After quite some time of cleaning and small talk Eros would leave to fetch a clean towel and clothing for Suzu. Cleaned and changed she'd be led back to the couch and laid down.
She thanked Eros for his help with a smile and turned her attention to Atlas who still say at the table across the room.
"When will I be able to leave?" she asked him as Eros returned with a cup of water that was only half filled. She gave him a nod and sipped at it as Atlas seemed to think where he sat.

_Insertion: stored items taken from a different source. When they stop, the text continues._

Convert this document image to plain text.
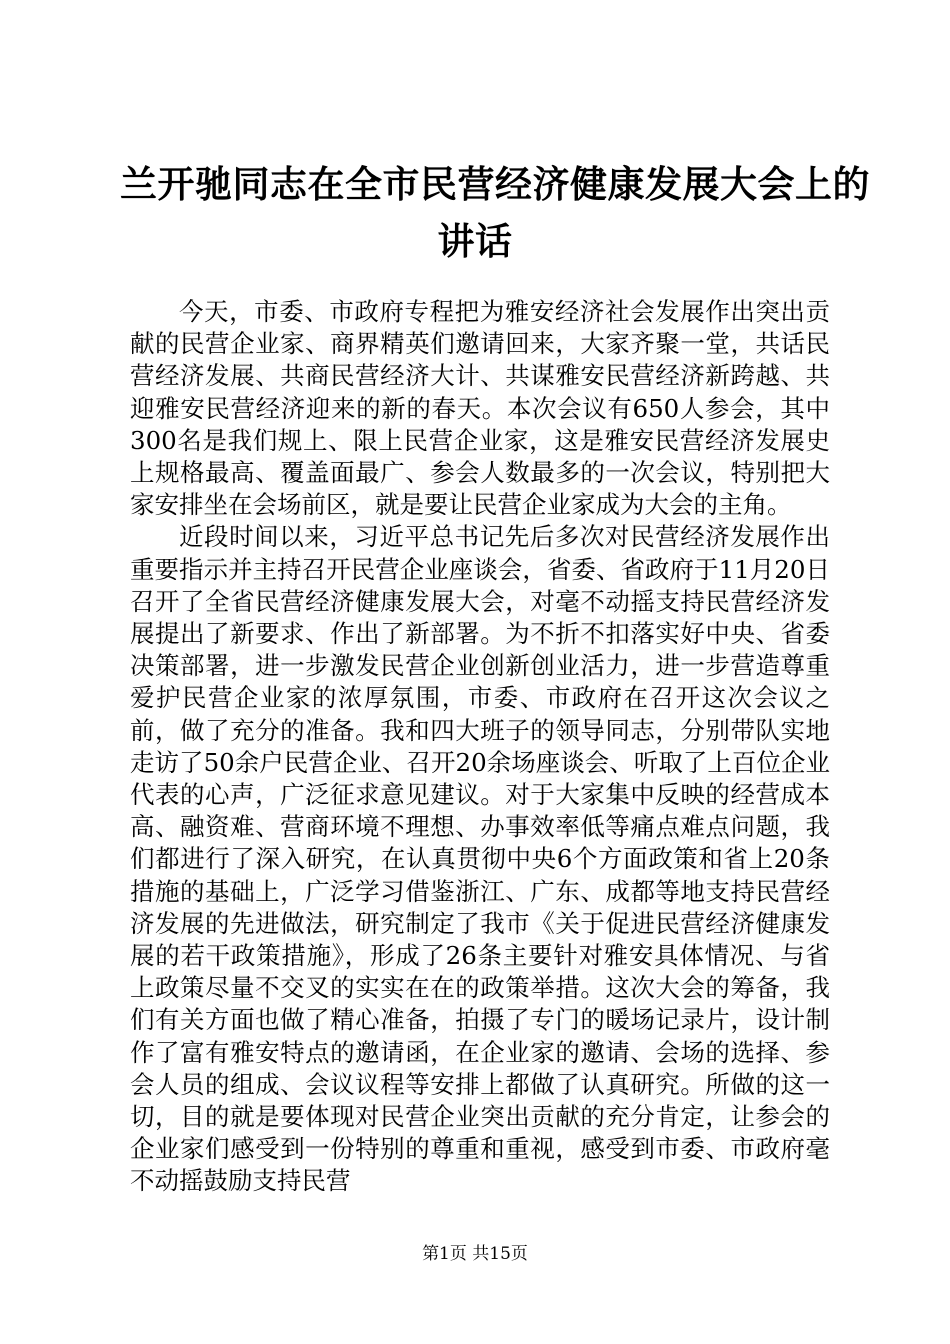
兰开驰同志在全市民营经济健康发展大会上的
讲话

今天，市委、市政府专程把为雅安经济社会发展作出突出贡献的民营企业家、商界精英们邀请回来，大家齐聚一堂，共话民营经济发展、共商民营经济大计、共谋雅安民营经济新跨越、共迎雅安民营经济迎来的新的春天。本次会议有650人参会，其中300名是我们规上、限上民营企业家，这是雅安民营经济发展史上规格最高、覆盖面最广、参会人数最多的一次会议，特别把大家安排坐在会场前区，就是要让民营企业家成为大会的主角。

近段时间以来，习近平总书记先后多次对民营经济发展作出重要指示并主持召开民营企业座谈会，省委、省政府于11月20日召开了全省民营经济健康发展大会，对毫不动摇支持民营经济发展提出了新要求、作出了新部署。为不折不扣落实好中央、省委决策部署，进一步激发民营企业创新创业活力，进一步营造尊重爱护民营企业家的浓厚氛围，市委、市政府在召开这次会议之前，做了充分的准备。我和四大班子的领导同志，分别带队实地走访了50余户民营企业、召开20余场座谈会、听取了上百位企业代表的心声，广泛征求意见建议。对于大家集中反映的经营成本高、融资难、营商环境不理想、办事效率低等痛点难点问题，我们都进行了深入研究，在认真贯彻中央6个方面政策和省上20条措施的基础上，广泛学习借鉴浙江、广东、成都等地支持民营经济发展的先进做法，研究制定了我市《关于促进民营经济健康发展的若干政策措施》，形成了26条主要针对雅安具体情况、与省上政策尽量不交叉的实实在在的政策举措。这次大会的筹备，我们有关方面也做了精心准备，拍摄了专门的暖场记录片，设计制作了富有雅安特点的邀请函，在企业家的邀请、会场的选择、参会人员的组成、会议议程等安排上都做了认真研究。所做的这一切，目的就是要体现对民营企业突出贡献的充分肯定，让参会的企业家们感受到一份特别的尊重和重视，感受到市委、市政府毫不动摇鼓励支持民营

第1页 共15页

"At most? A month or two… At minimum? Maybe next week or the week after." he nodded sagely at her, "You have somewhere pressing to be? Last I knew you didn't exactly have a deadline. And if you did I'm sure as hell you've either missed it or are about to." Atlas added as he sat forward slightly. "You go when I say you can, no sooner, no later. Easy as that." he lifted his cup of tea and sipped at it before turning his attention away from Suzu and back to his paper. Suzu nodded that she understood and took one final sip from her own cup before laying back on the couch and letting sleep overtake her.
Wind had whipped at the water's surface, growing white caps that frothed up against the side of her small rowboat and sprayed her with a salty mist. She'd sat in that boat for an eternity, the wind gusting up against her and the never ending ocean spray soaking her through to the bone, but she wasn't cold. No matter how wet she'd become and how hard the wind blew she remained warm. Comfortable where she sat dripping and battered by the wind. It had been unsettling, but it was nothing like what was to come next.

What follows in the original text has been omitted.